Director Matthew Kalish has structured a prepaid variable forward sale contract on up to 1,912,236 DraftKings Class A shares. He receives $31,720,935.66 upfront while committing to deliver a variable number of shares after May 18, 2029, depending on the stock price then.
The arrangement pledges the same 1,912,236 shares as collateral. Kalish keeps voting rights during the term but passes dividend economics to the counterparty, so his economic exposure shifts toward a pre-agreed payoff profile. This is categorized as an "other" restructuring transaction rather than an open-market sale.
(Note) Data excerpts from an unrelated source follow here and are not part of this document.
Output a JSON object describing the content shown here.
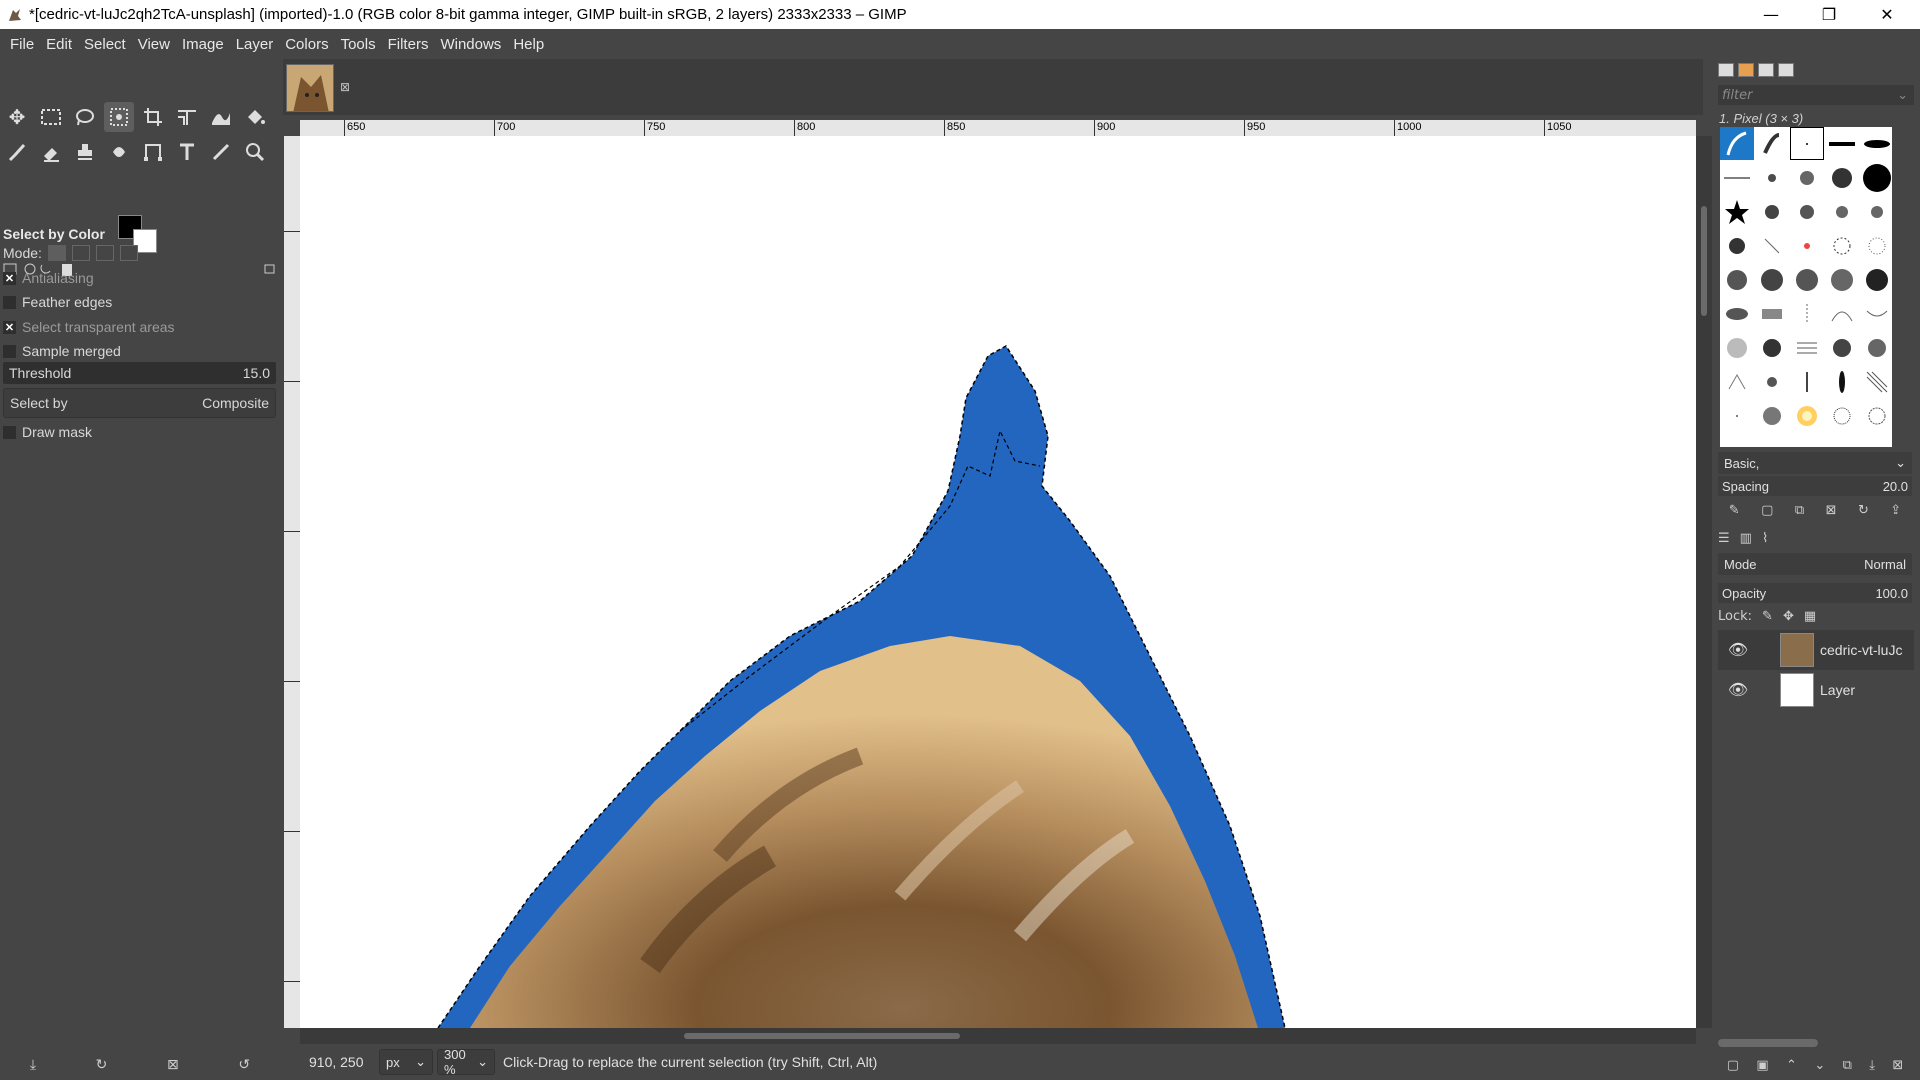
{
  "window": {
    "title": "*[cedric-vt-luJc2qh2TcA-unsplash] (imported)-1.0 (RGB color 8-bit gamma integer, GIMP built-in sRGB, 2 layers) 2333x2333 – GIMP",
    "controls": {
      "minimize": "—",
      "maximize": "❐",
      "close": "✕"
    }
  },
  "menu": [
    "File",
    "Edit",
    "Select",
    "View",
    "Image",
    "Layer",
    "Colors",
    "Tools",
    "Filters",
    "Windows",
    "Help"
  ],
  "toolbox": {
    "tools_row1": [
      "move-icon",
      "rect-select-icon",
      "lasso-icon",
      "fuzzy-select-icon",
      "crop-icon",
      "transform-icon",
      "warp-icon",
      "bucket-fill-icon"
    ],
    "tools_row2": [
      "paintbrush-icon",
      "eraser-icon",
      "clone-icon",
      "smudge-icon",
      "paths-icon",
      "text-icon",
      "color-picker-icon",
      "zoom-icon"
    ],
    "active_tool": "fuzzy-select-icon",
    "fg_color": "#000000",
    "bg_color": "#ffffff"
  },
  "tool_options": {
    "header": "Select by Color",
    "mode_label": "Mode:",
    "antialiasing": {
      "label": "Antialiasing",
      "checked": true
    },
    "feather_edges": {
      "label": "Feather edges",
      "checked": false
    },
    "select_transparent": {
      "label": "Select transparent areas",
      "checked": true
    },
    "sample_merged": {
      "label": "Sample merged",
      "checked": false
    },
    "threshold": {
      "label": "Threshold",
      "value": "15.0"
    },
    "select_by": {
      "label": "Select by",
      "value": "Composite"
    },
    "draw_mask": {
      "label": "Draw mask",
      "checked": false
    },
    "check_mark": "✕"
  },
  "ruler": {
    "labels": [
      "650",
      "700",
      "750",
      "800",
      "850",
      "900",
      "950",
      "1000",
      "1050"
    ]
  },
  "statusbar": {
    "pointer": "910, 250",
    "unit": "px",
    "zoom": "300 %",
    "message": "Click-Drag to replace the current selection (try Shift, Ctrl, Alt)"
  },
  "brushes": {
    "filter_placeholder": "filter",
    "current": "1. Pixel (3 × 3)",
    "preset": "Basic,",
    "spacing": {
      "label": "Spacing",
      "value": "20.0"
    }
  },
  "layers": {
    "mode": {
      "label": "Mode",
      "value": "Normal"
    },
    "opacity": {
      "label": "Opacity",
      "value": "100.0"
    },
    "lock_label": "Lock:",
    "items": [
      {
        "name": "cedric-vt-luJc",
        "visible": true,
        "selected": true
      },
      {
        "name": "Layer",
        "visible": true,
        "selected": false
      }
    ]
  },
  "colors": {
    "selection_blue": "#2266c0",
    "fur_light": "#e2c08a",
    "fur_dark": "#7a5530",
    "ui_bg": "#454545"
  }
}
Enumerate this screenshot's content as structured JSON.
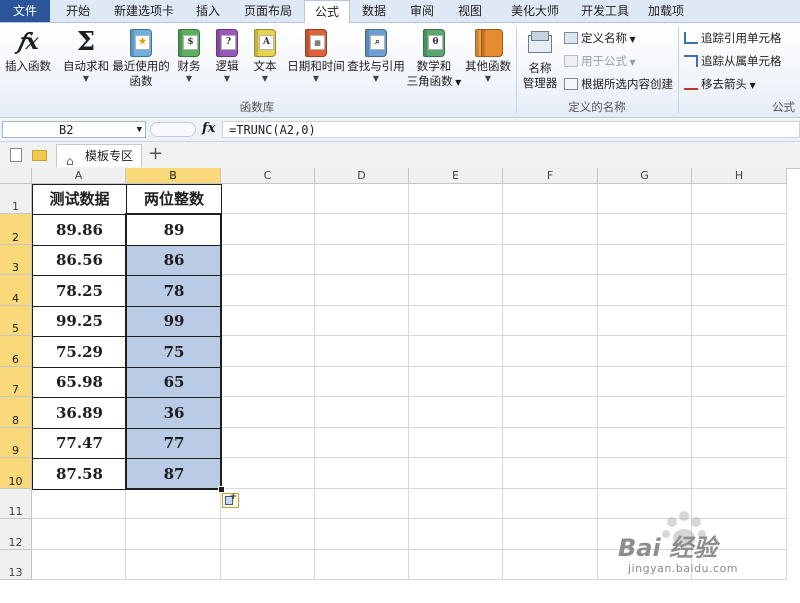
{
  "tabs": [
    "文件",
    "开始",
    "新建选项卡",
    "插入",
    "页面布局",
    "公式",
    "数据",
    "审阅",
    "视图",
    "美化大师",
    "开发工具",
    "加载项"
  ],
  "active_tab": "公式",
  "ribbon": {
    "insert_function": "插入函数",
    "autosum": "自动求和",
    "recent": [
      "最近使用的",
      "函数"
    ],
    "financial": "财务",
    "logical": "逻辑",
    "text": "文本",
    "datetime": "日期和时间",
    "lookup": "查找与引用",
    "math": [
      "数学和",
      "三角函数"
    ],
    "more": "其他函数",
    "group_library": "函数库",
    "name_manager": [
      "名称",
      "管理器"
    ],
    "define_name": "定义名称",
    "use_in_formula": "用于公式",
    "create_from_selection": "根据所选内容创建",
    "group_names": "定义的名称",
    "trace_precedents": "追踪引用单元格",
    "trace_dependents": "追踪从属单元格",
    "remove_arrows": "移去箭头",
    "group_audit": "公式"
  },
  "formula_bar": {
    "name_box": "B2",
    "fx": "fx",
    "formula": "=TRUNC(A2,0)"
  },
  "workbook_tab": "模板专区",
  "columns": [
    "A",
    "B",
    "C",
    "D",
    "E",
    "F",
    "G",
    "H"
  ],
  "rows": [
    "1",
    "2",
    "3",
    "4",
    "5",
    "6",
    "7",
    "8",
    "9",
    "10",
    "11",
    "12",
    "13"
  ],
  "table": {
    "headers": [
      "测试数据",
      "两位整数"
    ],
    "data": [
      [
        "89.86",
        "89"
      ],
      [
        "86.56",
        "86"
      ],
      [
        "78.25",
        "78"
      ],
      [
        "99.25",
        "99"
      ],
      [
        "75.29",
        "75"
      ],
      [
        "65.98",
        "65"
      ],
      [
        "36.89",
        "36"
      ],
      [
        "77.47",
        "77"
      ],
      [
        "87.58",
        "87"
      ]
    ]
  },
  "watermark": {
    "brand": "Bai 经验",
    "url": "jingyan.baidu.com"
  },
  "colors": {
    "file_tab": "#2a5699",
    "selected_header": "#f9d979",
    "selection_fill": "#b9cbe5"
  }
}
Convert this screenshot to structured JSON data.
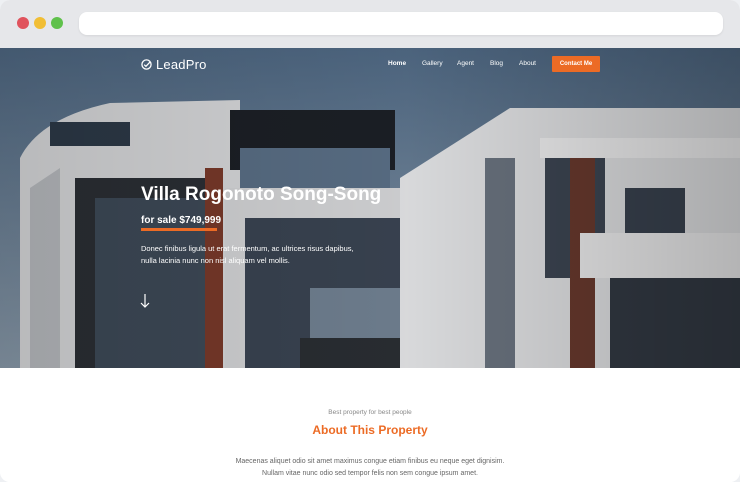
{
  "brand": {
    "name": "LeadPro",
    "accent": "#ec6b25"
  },
  "nav": {
    "items": [
      "Home",
      "Gallery",
      "Agent",
      "Blog",
      "About"
    ],
    "active": "Home",
    "cta": "Contact Me"
  },
  "hero": {
    "title": "Villa Rogonoto Song-Song",
    "price": "for sale $749,999",
    "description_line1": "Donec finibus ligula ut erat fermentum, ac ultrices risus dapibus,",
    "description_line2": "nulla lacinia nunc non nisl aliquam vel mollis.",
    "scroll_icon": "arrow-down-icon"
  },
  "about": {
    "subtitle": "Best property for best people",
    "title": "About This Property",
    "text_line1": "Maecenas aliquet odio sit amet maximus congue etiam finibus eu neque eget dignisim.",
    "text_line2": "Nullam vitae nunc odio sed tempor felis non sem congue ipsum amet."
  }
}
The share delivery formula uses a $19.20 Floor Level and $40.00 Cap Level as reference prices, which will determine how many shares are ultimately transferred at the Maturity Date. Future disclosures may clarify how this contract interacts with Kalish’s broader holdings and any additional hedging activity.
Insider Trade Summary
| Type | Security | Shares | Price | Value |
|---|---|---|---|---|
| Other | Forward Sale Contract (obligation to sell) | 1,912,236 | $0.00 | -- |
Footnotes (1)
- On May 15, 2026, the Reporting Person entered into a prepaid variable forward sale contract with an unaffiliated third party buyer. The contract obligates the Reporting Person to deliver to the buyer up to an aggregate 1,912,236 shares (the "Base Amount") of the Issuer's Class A Common Stock on a settlement date following May 18, 2029 (the "Maturity Date"). In exchange for assuming this obligation, the Reporting Person will receive a cash payment of $31,720,935.66 on May 18, 2026. The Reporting Person pledged 1,912,236 shares of the Issuer's Class A Common Stock (the "Pledged Shares") to secure his obligations under the contract, and retained voting rights in the Pledged Shares during the term of the pledge, but is obligated to pay to the buyer the economic benefits of dividends during the term of the pledge. The number of shares of the Issuer's Class A Common Stock to be delivered by the Reporting Person to the buyer on the settlement date is to be generally determined as follows: (a) if the closing price of shares of the Issuer's Class A Common Stock on the Maturity Date (the "Settlement Price") is less than $40.00 ("Cap Level") but greater than $19.20 ("Floor Level"), the Reporting Person will deliver a number of shares of the Issuer's Class A Common Stock equal to the Base Amount multiplied by a ratio equal to the Floor Level divided by the Settlement Price; (continued on footnote 3 to this Form 4) (Continued from footnote 2 to this Form 4) (b) if the Settlement Price is equal to or greater than the Cap Level on the Maturity Date, the Reporting Person will deliver a number of shares of the Issuer's Class A Common Stock equal to the Base Amount multiplied by a ratio equal to a fraction with a numerator equal to the sum of (A) the Floor Level and (B) the excess, if any, of the Settlement Price over the Cap Level, and a denominator equal to the Settlement Price; and (c) if the Settlement Price is equal to or less than the Floor Level on the Maturity Date, the Reporting Person will deliver a number of shares of the Issuer's Class A Common Stock equal to the Base Amount.